Literature Unchained: The Literary Scene in Tunisia Post-2011

This article first appeared in the December 2017-January 2018 “Tunisia” issue of The Middle East in London and is reprinted here with permission:

By Mohamed-Salah Omri

The 2011 Revolution unchained Tunisian literature: it removed mediation between the writer and the public; broke the state monopoly on narrative; encouraged confessional literature and opened the door for new voices and extensive self-publishing. Between 2011 and 2015 there was a 70 per cent increase in the number of books published and a 15 per cent increase in the number of publishers. This has affected fiction, non-fiction and poetry. Emblematic of this change is the novel Kalb bin Kalb (‘Dog, Son of Dog’, 2013), written by the dissident journalist and writer Taoufik Ben Brik, which became an immediate bestseller in a rejuvenated book market with 40,000 copies sold in a year. The book is written entirely in the Tunisian dialect and tells the story of the marginalised sections of society in a marginalised idiom. Such a democratisation of register was, in fact, one visible and audible effect of the Revolution. For the first time in decades, a system of authority no longer controlled language, which also opened the door for explicit sexual language in literature, as in the novel Intisab Aswad (‘Black Erection’) by Aymen Dabbousi and the work of Kamel Zoghbani and Kamel Riahi.

There has been a plethora of fiction since 2011, but the novel is the medium of longue durée, which means that the novel does not cope well with revolutions, which are based on sudden change and uncertainty. Poetry, on the other hand, can handle sudden change or uncertainty and even thrives in such conditions. For all sorts of reasons, poetry travels better than fiction and now it travels faster than fiction. It has joined the ranks of other speedy travellers: cartoons, comments, images, news.

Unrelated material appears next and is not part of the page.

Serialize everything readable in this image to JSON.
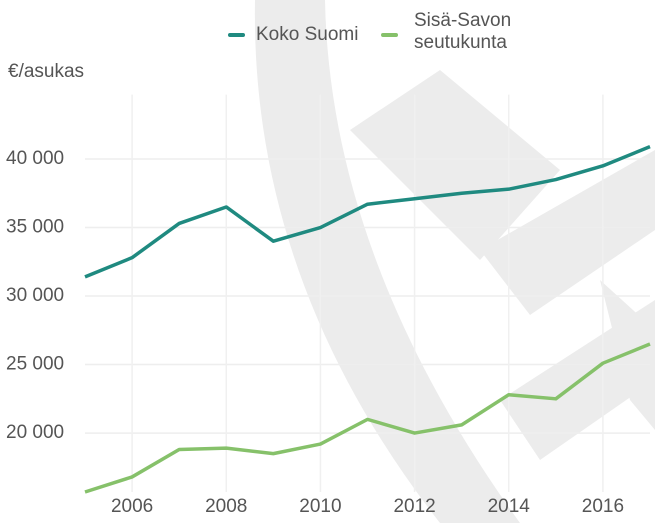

Poetry, long the main means of resistance and protest, accompanied the initial phases of the Revolution. Tunisia’s national poet, Abu al-Qasim al-Shabbi (1909-1934), looms large on slogans and in the new-found appeal of the national anthem. Mohamed Sghaier Awlad Ahmad emerged as the Revolution’s poet and was celebrated as such, with an official and public commemoration of his work at the prestigious Carthage International Festival and an unprecedented gala at the national theatre a few months before his death. New attempts to rethink poetry, such as the movement entitled ‘nass/text’, remain at an emergent stage.

The current period has been in many ways a struggle for narrative and the reclamation of history. Testimonial writing has become a means of positioning and a part of discourses competing for legitimacy, part of the jostling for a place in a history that is now susceptible to reconstruction and retelling. A boom occurred in memoirs and ‘prison’ literature, including several books by Leftists and Islamists which detail torture, censorship and the suffering of families under previous regimes. Notable examples include Samir Sassi, Burj al-Rumi: abwab al-mawt (‘Borj Roumi: Doors of Death’, 2011), Mohamed Salah Fliss’ Sajin fi watani (‘A Prisoner in My Homeland’, 2016) and books by Ammar Zimzmi, Abdelhamid Jelassi, Kamel Cherni and many others. Literature gained more presence in the public sphere and in the media, with more book reviews, a dedicated television programme, House of Fiction, presented by novelist Kamel Riahi, radio programmes, and frequent book signing ceremonies and presentations in local libraries, bookstores and festivals. Novelist Emna Rmili, for example, was celebrated by the citizens of a town whose name she gave to the prize-winning novel, Toujane (2016). Alongside wider recognition of marginal and formerly censored writers inside the country, Tunisian literature gained remarkable foreign attention too. The poet Mohamed Sghaier Awlad Ahmed was celebrated in Italy, Malta and Switzerland while the novel al-Taliyani (‘The Italian’) won the Arabic Booker Prize in 2015. But seven years on, we are witnessing a decline in the readership of literature as people read less and write more and as audio-visual media dominates public attention.

Mohamed-Salah Omri is Professor of Arabic and Comparative Literature and Fellow of St. John’s College, University of Oxford. He is the author of A Revolution of Dignity and Poetry (2012).